Langlinais-Bourg takes more than 18 pills in the morning and 11 at night, and three others throughout the day. The medicines are fighting to keep the body from rejecting the new heart, she said, “because the body thinks of it as a foreign object. So until the body gets used to it, those medicines are trying to prevent any rejection.”

As of now, Langlinais-Bourg undergoes a monthly blood test to ensure there is no rejection, and said everything has been great so far.

Langlinais-Bourg will be taking the medication for the rest of her life.

“So it’s going to be a really long time I am taking this medicine,” she joked.

Throughout the whole process, Langlinais-Bourg remained positive in the weeks leading up to her surgery.

She spent 21 days lying down and at that time, she watched a lot of Food Network, did Sudoku puzzles and watched all 10 seasons of “Friends.”

“Basically you do what you have to,” Langlinais-Bourg said.

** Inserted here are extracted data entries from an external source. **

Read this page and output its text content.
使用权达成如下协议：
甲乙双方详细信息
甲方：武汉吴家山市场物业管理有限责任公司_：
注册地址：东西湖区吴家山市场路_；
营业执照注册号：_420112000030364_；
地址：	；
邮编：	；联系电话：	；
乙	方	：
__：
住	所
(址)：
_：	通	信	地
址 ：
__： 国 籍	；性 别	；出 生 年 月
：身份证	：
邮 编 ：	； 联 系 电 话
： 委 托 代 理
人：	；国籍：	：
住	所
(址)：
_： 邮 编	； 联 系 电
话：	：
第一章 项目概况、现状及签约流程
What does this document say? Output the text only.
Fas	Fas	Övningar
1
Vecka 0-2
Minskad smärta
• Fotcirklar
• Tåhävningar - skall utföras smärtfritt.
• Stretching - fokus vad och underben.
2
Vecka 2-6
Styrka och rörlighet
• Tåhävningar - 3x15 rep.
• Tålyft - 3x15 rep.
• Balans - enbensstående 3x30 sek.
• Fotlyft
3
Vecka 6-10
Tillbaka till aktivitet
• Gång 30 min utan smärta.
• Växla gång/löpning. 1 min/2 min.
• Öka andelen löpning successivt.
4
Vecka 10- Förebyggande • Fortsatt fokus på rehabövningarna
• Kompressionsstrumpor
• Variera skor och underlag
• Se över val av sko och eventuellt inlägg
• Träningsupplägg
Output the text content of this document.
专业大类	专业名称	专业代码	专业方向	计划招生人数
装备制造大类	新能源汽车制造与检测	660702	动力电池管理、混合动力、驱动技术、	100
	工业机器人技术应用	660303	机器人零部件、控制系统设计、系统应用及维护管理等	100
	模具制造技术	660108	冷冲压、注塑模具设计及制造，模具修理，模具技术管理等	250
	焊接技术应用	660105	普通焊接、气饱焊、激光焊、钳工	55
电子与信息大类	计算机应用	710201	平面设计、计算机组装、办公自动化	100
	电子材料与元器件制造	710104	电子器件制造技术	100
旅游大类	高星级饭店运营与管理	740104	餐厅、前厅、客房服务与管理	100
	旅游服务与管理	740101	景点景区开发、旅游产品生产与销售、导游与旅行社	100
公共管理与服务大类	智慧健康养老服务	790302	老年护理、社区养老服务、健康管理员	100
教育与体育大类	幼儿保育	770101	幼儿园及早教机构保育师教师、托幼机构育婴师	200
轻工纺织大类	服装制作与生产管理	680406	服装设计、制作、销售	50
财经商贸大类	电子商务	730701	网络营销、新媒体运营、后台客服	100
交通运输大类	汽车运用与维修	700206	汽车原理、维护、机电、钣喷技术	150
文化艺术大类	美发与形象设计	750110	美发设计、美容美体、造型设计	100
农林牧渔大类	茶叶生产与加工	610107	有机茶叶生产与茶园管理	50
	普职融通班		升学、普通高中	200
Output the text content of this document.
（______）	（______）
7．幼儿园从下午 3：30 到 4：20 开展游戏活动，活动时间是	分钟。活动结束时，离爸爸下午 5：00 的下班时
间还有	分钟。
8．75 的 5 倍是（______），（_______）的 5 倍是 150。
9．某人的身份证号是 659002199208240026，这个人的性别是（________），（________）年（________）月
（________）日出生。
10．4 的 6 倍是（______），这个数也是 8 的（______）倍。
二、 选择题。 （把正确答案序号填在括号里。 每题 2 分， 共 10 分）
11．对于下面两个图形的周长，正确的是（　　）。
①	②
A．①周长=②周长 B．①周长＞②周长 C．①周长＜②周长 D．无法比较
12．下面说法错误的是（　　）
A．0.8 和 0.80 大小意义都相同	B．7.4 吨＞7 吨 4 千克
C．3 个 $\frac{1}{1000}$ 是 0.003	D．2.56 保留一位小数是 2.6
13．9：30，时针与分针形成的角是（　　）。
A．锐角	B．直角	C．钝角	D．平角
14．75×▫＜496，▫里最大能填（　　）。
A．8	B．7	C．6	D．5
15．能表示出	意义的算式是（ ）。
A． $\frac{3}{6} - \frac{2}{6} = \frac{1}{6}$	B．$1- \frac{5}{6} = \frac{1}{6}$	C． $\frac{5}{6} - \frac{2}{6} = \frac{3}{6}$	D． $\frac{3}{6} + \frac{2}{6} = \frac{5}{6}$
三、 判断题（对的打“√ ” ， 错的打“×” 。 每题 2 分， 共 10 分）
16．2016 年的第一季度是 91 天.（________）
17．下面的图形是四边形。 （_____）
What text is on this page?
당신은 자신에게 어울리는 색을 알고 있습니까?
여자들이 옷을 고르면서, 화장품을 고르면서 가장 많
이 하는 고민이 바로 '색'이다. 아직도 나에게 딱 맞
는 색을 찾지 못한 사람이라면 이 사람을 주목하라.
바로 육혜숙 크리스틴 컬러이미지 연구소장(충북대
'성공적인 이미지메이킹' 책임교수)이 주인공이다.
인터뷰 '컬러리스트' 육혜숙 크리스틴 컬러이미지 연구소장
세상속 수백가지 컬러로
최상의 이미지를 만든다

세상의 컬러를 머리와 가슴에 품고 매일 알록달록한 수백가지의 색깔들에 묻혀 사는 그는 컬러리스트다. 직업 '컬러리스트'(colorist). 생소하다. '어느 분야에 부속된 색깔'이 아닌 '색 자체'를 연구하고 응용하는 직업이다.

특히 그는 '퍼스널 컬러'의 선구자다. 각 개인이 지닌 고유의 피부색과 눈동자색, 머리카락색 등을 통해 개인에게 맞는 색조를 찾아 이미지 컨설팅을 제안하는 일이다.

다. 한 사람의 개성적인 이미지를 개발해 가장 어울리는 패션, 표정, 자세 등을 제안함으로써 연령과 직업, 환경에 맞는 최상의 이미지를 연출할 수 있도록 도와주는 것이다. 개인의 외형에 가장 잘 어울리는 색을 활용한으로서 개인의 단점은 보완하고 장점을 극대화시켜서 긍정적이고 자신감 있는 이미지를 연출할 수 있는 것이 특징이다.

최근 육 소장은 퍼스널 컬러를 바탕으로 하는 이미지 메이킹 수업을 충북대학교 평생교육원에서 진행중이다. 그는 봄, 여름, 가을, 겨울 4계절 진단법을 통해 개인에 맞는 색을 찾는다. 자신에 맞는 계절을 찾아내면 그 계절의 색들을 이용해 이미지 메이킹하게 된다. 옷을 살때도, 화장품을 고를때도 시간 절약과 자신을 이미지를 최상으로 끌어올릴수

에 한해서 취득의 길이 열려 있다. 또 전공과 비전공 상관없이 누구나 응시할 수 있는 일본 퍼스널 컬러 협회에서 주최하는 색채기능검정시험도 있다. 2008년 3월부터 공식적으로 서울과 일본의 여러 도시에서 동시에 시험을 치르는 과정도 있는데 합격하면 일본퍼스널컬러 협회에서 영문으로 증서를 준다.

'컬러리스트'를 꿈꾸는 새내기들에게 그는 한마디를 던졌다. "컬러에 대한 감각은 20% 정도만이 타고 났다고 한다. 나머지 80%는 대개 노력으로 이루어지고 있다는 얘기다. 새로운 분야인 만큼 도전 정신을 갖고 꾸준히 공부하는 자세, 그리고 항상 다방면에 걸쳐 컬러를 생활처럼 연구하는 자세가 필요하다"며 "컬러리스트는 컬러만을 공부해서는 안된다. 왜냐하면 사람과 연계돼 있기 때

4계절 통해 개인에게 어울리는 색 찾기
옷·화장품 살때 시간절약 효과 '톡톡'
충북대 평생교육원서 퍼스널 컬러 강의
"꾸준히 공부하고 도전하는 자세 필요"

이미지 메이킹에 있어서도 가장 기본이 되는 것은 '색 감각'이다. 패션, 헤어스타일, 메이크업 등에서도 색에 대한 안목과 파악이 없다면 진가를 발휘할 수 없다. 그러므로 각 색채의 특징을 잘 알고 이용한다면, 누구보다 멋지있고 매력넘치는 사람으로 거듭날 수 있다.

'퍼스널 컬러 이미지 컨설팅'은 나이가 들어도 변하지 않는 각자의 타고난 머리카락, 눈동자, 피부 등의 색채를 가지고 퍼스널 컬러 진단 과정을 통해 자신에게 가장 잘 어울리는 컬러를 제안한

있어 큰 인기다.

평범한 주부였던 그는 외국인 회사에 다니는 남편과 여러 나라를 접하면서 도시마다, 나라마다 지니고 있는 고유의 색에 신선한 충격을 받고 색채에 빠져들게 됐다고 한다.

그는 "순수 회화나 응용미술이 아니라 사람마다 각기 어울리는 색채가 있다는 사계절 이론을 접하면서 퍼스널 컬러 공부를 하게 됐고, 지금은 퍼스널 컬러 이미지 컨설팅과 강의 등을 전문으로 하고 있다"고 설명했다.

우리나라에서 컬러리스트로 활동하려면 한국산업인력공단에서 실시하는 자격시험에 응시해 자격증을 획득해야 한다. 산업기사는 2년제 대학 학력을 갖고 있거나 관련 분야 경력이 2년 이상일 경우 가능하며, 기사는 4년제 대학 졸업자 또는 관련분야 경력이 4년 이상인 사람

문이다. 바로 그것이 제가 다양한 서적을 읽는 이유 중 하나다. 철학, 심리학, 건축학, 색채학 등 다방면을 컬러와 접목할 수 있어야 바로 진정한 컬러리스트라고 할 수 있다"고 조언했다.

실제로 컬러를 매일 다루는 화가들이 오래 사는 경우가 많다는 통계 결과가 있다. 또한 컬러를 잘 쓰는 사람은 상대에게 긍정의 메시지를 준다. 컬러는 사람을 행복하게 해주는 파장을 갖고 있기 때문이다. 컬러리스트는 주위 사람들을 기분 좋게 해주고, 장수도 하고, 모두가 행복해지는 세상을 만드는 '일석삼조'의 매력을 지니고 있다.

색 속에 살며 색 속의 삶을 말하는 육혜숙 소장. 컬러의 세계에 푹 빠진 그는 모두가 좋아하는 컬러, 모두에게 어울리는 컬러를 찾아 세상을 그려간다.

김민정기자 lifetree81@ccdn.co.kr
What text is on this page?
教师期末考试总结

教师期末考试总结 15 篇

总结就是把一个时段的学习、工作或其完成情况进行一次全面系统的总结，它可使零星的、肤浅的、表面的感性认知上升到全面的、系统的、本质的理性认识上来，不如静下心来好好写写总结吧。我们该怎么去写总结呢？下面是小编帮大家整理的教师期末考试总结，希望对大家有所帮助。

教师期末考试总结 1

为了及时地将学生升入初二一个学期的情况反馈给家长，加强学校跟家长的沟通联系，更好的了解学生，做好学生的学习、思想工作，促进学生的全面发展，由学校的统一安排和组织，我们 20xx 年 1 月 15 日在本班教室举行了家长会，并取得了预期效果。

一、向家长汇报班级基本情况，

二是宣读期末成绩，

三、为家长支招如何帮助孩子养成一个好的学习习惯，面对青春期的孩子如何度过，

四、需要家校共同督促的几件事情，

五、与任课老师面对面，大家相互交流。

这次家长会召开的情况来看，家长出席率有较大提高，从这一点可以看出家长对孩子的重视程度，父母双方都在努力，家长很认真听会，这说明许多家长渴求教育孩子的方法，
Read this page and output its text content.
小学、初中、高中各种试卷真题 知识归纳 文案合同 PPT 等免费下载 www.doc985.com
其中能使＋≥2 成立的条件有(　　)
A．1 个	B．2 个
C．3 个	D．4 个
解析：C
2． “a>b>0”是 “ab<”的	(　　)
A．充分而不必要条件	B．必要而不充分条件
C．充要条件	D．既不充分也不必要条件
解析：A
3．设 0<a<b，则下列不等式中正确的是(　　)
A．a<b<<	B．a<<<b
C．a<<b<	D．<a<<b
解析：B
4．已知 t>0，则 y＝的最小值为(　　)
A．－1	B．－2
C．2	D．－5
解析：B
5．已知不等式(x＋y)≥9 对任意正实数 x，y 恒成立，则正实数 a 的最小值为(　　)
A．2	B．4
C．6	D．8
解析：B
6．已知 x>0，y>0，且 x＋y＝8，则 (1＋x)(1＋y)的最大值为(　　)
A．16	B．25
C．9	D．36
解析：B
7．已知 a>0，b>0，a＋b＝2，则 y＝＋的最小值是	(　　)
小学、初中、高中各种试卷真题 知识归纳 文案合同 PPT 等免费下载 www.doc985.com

The night before the surgery, Langlinais-Bourg and her husband, G.P., were told that a heart was ready for surgery.

“That was probably the best night’s sleep I had the entire time in the hospital, knowing that the heart was coming,” Langlinais-Bourg said.

The day of the surgery, Langlinais-Bourg said, she started to tear up when she realized that they were having a party for her in the surgery room.

“There were dozens of people and they were all dressed in a pretty blue with caps and gloves,” Langlinais-Bourg said. “They were there at my party.”

Before going under, Langlinais-Bourg told her anesthesiologist the same thing she told her surgeon a few years ago before her knee surgery.

“Make me bionic,” she said. “And they did.”

Though she hasn’t met her heart donor’s family, Langlinais-Bourg wrote to them through the Louisiana Organ Procurement Agency, which gave the letter to the family.

“I know they feel my prayers and the thanks of me and my family,” Langlinais-Bourg said, teary-eyed and grateful.

With April being Donor Awareness month, Langlinais-Bourg said she knows it will have more meaning than before.

Langlinais-Bourg contacted LOPA to be a volunteer, and said she wants to do her part to help others.

Though she is limited in her activity, Langlinais-Bourg is still active, riding a stationary bike in her home and even using a rowing machine.

Langlinais-Bourg took up playing the piano and said she loves to fish offshore, a favorite summertime activity she hopes to resume.

“And I’m looking forward to the doctors giving me the OK this summer to be able to go offshore,” Langlinais said.